People think falling in love is this extraordinary, all-encompassing feeling of being completed by someone. They think falling in love is a once in a lifetime opportunity that needs to be seized with haste. We see from romantic comedies that falling in love is what sustains healthy, long-term relationships, that falling is the genesis for older couples laughing and holding hands on the street.
Starting as early as childhood, we are conditioned to believe falling means shaking hands with fate, and nothing is as tantalizing as dancing with fate and fantasizing about life with that special someone. The depictions we see on screens and read about in YA fiction, are, for the most part, false impressions of love. We are mistaken about what we think love is, because love is not a feeling, it is a verb.
Even the dictionary itself has defined it as the former, but it’s time people began to realize what love really is — a choice.
Humans all over the world have quixotic expectations of what love is and what it should be. Love isn’t exhausting your energy meditating on a person, obsessing over when they will text you back. Love isn’t becoming indignant when a person responds in a way you didn’t expect them to. Love isn’t always getting your way because you believe when someone claims to love you, they’d do anything for you. I doubt stories passed through time illustrated love the way we see it today — the love people expect to be given now is a selfish and subservient kind of love, a toxic and one-sided love; this is the type of love that shatters us. We live in an age where everyone falls in and out of love, whether that’s with one person or many. Falling in love is more than just a delusion perpetuated by lust — it’s infatuation fueled by a triad of chemicals that delude our judgment and depreciate love to an ephemeral state.
You shouldn’t fall in love because falling is a mental state of being, and saying you’ve fallen in love is an unsubstantiated expression. When you fall in love, you can just as comfortably fall out of it. You should challenge yourself not to fall in love again, because falling in love is the watered down version of choosing to love. Falling is a feeling, and feelings are fleeting. One moment, you could be overly enthusiastic about a person; a few seconds later, you could feel completely apathetic towards them. Love shouldn’t be based on a transience; it should always be there, a constant in one’s attitude towards others and a reflection of oneself, no matter what one is feeling at that minute.
Love is the conscious awareness that choice is freely given, and choosing to love someone takes daily effort, repeated effort. A parent’s love for their child is unconditional — regardless of whether he or she had a tantrum or behaved well in school that day, a parent will irrevocably continue to love their child. If people who were dating approached love without any restrictions, similarly to how a parent loves a child, there would be less heartache, more compromise, and most importantly, more kindness towards one another, which could help preserve any relationship.
The choice to love a person should be decided upon only after we experience the beauty of who that person truly is — beauty in being unabashedly themselves, whether it’s how they handle stressful situations, how they act around others when they are not on their best behavior as a result of wanting to impress you, how they act when they think no one is watching, and how they treat you when they are angry at you.

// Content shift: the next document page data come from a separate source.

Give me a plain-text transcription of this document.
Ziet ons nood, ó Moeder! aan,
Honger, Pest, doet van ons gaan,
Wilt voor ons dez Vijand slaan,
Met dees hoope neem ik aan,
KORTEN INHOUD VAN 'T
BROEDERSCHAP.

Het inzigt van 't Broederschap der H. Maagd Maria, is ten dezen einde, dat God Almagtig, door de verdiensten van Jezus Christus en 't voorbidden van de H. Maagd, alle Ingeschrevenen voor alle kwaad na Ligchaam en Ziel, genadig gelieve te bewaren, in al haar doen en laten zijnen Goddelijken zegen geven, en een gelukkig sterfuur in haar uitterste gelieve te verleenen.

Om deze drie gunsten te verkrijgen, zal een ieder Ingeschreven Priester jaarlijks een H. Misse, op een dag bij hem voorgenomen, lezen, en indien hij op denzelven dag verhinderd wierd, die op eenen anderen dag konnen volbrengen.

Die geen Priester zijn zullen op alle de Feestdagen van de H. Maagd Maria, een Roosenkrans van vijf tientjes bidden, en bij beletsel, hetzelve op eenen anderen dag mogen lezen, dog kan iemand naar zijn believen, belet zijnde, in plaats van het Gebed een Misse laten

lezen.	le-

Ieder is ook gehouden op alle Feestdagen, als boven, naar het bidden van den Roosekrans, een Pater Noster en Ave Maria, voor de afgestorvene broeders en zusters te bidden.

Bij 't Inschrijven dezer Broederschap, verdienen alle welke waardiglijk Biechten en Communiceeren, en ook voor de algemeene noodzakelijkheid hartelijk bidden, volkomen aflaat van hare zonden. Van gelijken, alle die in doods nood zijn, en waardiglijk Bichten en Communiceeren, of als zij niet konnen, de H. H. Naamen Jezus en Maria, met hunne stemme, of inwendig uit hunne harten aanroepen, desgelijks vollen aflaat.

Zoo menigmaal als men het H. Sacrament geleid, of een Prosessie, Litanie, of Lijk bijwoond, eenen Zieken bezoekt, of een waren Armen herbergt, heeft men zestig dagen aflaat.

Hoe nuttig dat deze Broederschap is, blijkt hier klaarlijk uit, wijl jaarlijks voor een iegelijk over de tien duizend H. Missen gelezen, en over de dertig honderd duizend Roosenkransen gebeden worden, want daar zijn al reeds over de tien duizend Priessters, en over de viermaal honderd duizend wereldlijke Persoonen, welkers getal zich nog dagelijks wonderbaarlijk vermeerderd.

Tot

Once you sensibly decide to love someone with all that you have, the love you choose to give them will grow, little by little each day, and it will burgeon for as long as you allow it.

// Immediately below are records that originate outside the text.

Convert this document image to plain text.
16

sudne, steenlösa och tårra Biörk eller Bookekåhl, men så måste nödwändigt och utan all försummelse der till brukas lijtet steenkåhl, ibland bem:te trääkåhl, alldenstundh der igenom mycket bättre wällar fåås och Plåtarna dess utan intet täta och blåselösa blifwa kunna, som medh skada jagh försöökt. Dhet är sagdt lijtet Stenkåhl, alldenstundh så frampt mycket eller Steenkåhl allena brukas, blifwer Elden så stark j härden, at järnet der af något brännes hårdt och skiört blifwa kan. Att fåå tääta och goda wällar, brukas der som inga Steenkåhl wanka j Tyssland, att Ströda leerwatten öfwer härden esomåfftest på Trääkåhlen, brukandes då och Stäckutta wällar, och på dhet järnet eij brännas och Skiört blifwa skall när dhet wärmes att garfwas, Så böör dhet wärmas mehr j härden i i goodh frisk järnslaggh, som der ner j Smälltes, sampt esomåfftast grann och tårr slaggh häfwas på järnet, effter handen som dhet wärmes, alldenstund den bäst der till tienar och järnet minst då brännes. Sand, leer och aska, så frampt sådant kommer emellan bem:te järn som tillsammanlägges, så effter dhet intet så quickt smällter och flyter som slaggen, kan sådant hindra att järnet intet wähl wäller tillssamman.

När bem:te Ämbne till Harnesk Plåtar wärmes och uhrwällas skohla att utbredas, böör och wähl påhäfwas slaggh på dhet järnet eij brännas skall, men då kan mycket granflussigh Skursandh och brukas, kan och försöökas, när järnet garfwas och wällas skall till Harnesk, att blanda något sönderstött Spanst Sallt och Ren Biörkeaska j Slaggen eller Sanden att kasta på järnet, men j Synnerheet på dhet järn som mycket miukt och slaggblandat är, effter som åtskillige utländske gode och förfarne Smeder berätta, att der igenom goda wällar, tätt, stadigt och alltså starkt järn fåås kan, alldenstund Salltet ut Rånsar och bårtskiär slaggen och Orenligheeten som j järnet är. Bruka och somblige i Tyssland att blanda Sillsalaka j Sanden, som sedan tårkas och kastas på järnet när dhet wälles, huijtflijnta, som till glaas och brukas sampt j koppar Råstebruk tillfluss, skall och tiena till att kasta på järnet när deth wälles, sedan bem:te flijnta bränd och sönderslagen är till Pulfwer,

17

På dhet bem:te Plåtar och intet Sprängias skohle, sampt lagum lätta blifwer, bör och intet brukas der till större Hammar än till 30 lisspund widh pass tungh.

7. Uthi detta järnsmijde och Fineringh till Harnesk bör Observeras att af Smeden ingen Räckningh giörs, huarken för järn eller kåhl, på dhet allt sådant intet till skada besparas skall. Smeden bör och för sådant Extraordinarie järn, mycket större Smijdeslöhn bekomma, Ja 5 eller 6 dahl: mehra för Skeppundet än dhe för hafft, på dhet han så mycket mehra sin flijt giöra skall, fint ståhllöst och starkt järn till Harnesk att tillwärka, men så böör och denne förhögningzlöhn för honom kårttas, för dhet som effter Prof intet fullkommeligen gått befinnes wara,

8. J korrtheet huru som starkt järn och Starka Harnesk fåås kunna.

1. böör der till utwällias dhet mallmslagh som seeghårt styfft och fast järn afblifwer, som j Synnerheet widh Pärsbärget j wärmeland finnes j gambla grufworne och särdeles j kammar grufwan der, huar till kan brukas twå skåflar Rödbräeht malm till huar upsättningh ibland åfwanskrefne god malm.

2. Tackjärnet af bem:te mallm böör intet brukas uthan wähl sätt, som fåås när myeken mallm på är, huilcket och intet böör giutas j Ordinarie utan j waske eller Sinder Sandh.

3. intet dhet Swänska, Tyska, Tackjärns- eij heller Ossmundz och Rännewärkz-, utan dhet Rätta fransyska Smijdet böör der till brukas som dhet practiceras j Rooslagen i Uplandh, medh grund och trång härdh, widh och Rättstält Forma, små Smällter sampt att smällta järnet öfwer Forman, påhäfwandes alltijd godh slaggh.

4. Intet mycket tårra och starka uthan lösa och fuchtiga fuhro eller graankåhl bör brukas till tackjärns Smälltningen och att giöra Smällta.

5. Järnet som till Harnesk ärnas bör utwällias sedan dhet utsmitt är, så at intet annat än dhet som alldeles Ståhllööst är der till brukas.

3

Don’t ever forget the choice you made to love them, and never expect them to change for you. Accept them for who they genuinely are and meet them where they are under that facade, in their flawed but most sincere form of being. It doesn’t matter whether you choose to love someone after a month of knowing them or after a year, because once you decide to love, all that remains is that you continue loving them from here on out. So love, choose to love, because at the end of the day, that’s the kind of love that will last.